La danse-thérapie, c’est l’utilisation du mouvement comme outil principal dans la relation thérapeutique. Le mouvement équivaut à la verbalisation présente dans un entretien “classique” en psychologie par exemple. Dans une séance de danse-thérapie en individuel, j’écoute d’abord la demande de la personne accueillie (ex : manque d’estime de soi, angoisse, besoin de se détendre etc.). À partir de cela, je construis mon atelier en créant des exercices qui me permettrons de travailler avec elle, au plus près de sa problématique. J’utilise de la musique et parfois des objets comme des tissus. Certains exercices nécessitent de fermer les yeux. J’amène la personne dans le mouvement et je me mets également en mouvement avec elle. On travaille avec l’espace et le rythme pour prendre conscience de son corps et de son environnement. Dans les ateliers, il est important de savoir réajuster ses propositions. Il faut être attentif aux besoins et aux capacités des personnes accueillies en amont de l’atelier mais aussi pendant celui-ci et ainsi écouter attentivement le rythme du groupe. Entre le déroulé prévu de l’atelier et la réalité, il y a un grand écart, qu’il faut sans cesse ajuster. Par exemple, je ne vais pas proposer le même atelier pour un groupe naissant et un groupe créé depuis 6 mois.

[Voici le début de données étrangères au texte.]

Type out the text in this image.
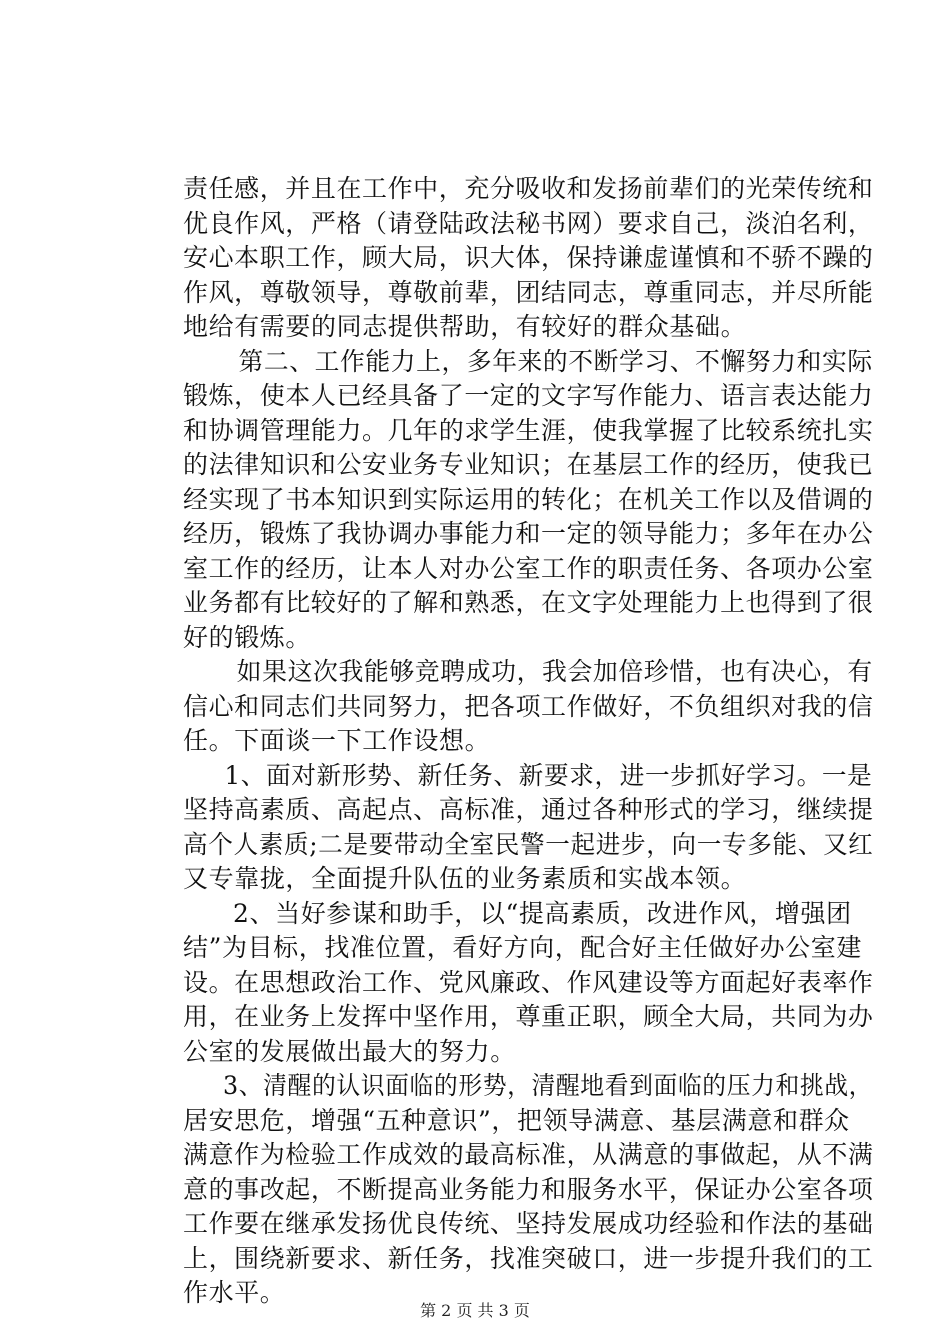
责任感，并且在工作中，充分吸收和发扬前辈们的光荣传统和
优良作风，严格（请登陆政法秘书网）要求自己，淡泊名利，
安心本职工作，顾大局，识大体，保持谦虚谨慎和不骄不躁的
作风，尊敬领导，尊敬前辈，团结同志，尊重同志，并尽所能
地给有需要的同志提供帮助，有较好的群众基础。
第二、工作能力上，多年来的不断学习、不懈努力和实际
锻炼，使本人已经具备了一定的文字写作能力、语言表达能力
和协调管理能力。几年的求学生涯，使我掌握了比较系统扎实
的法律知识和公安业务专业知识；在基层工作的经历，使我已
经实现了书本知识到实际运用的转化；在机关工作以及借调的
经历，锻炼了我协调办事能力和一定的领导能力；多年在办公
室工作的经历，让本人对办公室工作的职责任务、各项办公室
业务都有比较好的了解和熟悉，在文字处理能力上也得到了很
好的锻炼。
如果这次我能够竞聘成功，我会加倍珍惜，也有决心，有
信心和同志们共同努力，把各项工作做好，不负组织对我的信
任。下面谈一下工作设想。
1、面对新形势、新任务、新要求，进一步抓好学习。一是
坚持高素质、高起点、高标准，通过各种形式的学习，继续提
高个人素质;二是要带动全室民警一起进步，向一专多能、又红
又专靠拢，全面提升队伍的业务素质和实战本领。
2、当好参谋和助手，以“提高素质，改进作风，增强团
结”为目标，找准位置，看好方向，配合好主任做好办公室建
设。在思想政治工作、党风廉政、作风建设等方面起好表率作
用，在业务上发挥中坚作用，尊重正职，顾全大局，共同为办
公室的发展做出最大的努力。
3、清醒的认识面临的形势，清醒地看到面临的压力和挑战，
居安思危，增强“五种意识”，把领导满意、基层满意和群众
满意作为检验工作成效的最高标准，从满意的事做起，从不满
意的事改起，不断提高业务能力和服务水平，保证办公室各项
工作要在继承发扬优良传统、坚持发展成功经验和作法的基础
上，围绕新要求、新任务，找准突破口，进一步提升我们的工
作水平。
第 2 页 共 3 页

Pour parler de la différence avec la danse, le simple fait de se mettre en mouvement sur de la musique peut être appelé de la « danse ». La danse-thérapie, c’est au-delà du simple fait de bouger. Dans son livre sur la danse thérapie, Benoit Lesage, pionnier de la danse-thérapie, dit la chose suivante : « un atelier de danse ne devient pas un atelier de danse-thérapie juste par le pouvoir d’expression de la danse mais parce que cet atelier est inscrit dans un cadre bien précis. ». Je dirais donc que pour faire de la « danse-thérapie », il faut qu’il y ait un « danse-thérapeute » pour prendre soin des participants dans un cadre posé par celui de la « danse-thérapie ».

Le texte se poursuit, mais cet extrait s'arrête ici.